Spam musubi, a trending Hawaiian dish. Photo by Brent Hofacker/Shutterstock.com

It all started with Mom

Family and food are strongly entwined in the culture of Israel, so it’s only natural that the idea for Tastewise came to Chen from a family WhatsApp group.

“My mother hosts us every Friday for Shabbat dinner. The same group of family members goes every week. But suddenly all of us are changing our diets and I observed that my mother started asking us our dietary requirements on WhatsApp,” says Chen. His mom has had to adapt her traditional menu to suit their preferences.

“I’m guilty as well, going from paleo to keto to gluten-free; my sister is vegetarian and sometimes vegan,” says Chen. “And I realized this must be happening everywhere. The hyper-culinary consciousness today means people care about new flavors but also where their food came from, whether was there any animal involved, was it sourced through fair trade, and other concerns along the entire supply chain.”

Tastewise founders Alon Chen, left, and Eyal Gaon. Photo by Omer Kalderon

In addition to nine years’ experience at Google, Chen has a law degree from Bar-Ilan University and an MBA from the University College Dublin; cofounder and CTO Eyal Gaon has 15 years of experience in building high-tech B2C and B2B products at companies such as Reddit and SimilarWeb.

They started Tastewise in July 2017 with $1.5 million from Jerusalem-based PICO Venture Partners. A five-person R&D team sits in Tel Aviv, while Chen uses PICO’s Manhattan office as home base on his frequent travels to key US cities visiting customers and potential customers. He’s also seeking strategic partners.

Free and subscription options

Tastewise offers freemium and subscription models.

“We are probably the only analytics company for the food industry that has a free version,” says Chen. “We know some places like a neighborhood pizzeria cannot afford a subscription but we still want to help them make informed decisions.”

Chen says he does not know of other companies doing what Tastewise does. “Our ‘competition’ is mainly traditional companies conducting surveys and doing focus groups, which are very biased and take a long time to produce answers. The food industry is moving so much faster now that you really must keep up.”

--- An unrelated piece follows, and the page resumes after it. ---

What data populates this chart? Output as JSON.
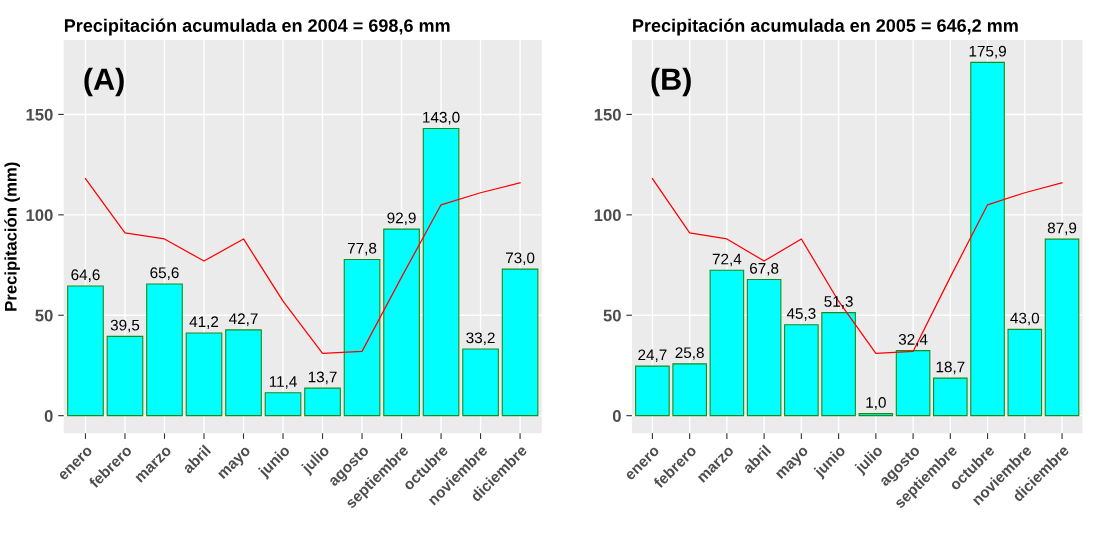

Indeed, whereas restaurant menus used to be changed every couple of years, new dishes now appear every few months to feed fast-changing appetites.

The machine-learning, predictive-analytics, computer-vision and natural-language processing technology driving Tastewise, Chen says, “is super sophisticated but anyone can operate it. The data is out there for you to use and we hope that will be done in a creative and innovative way.”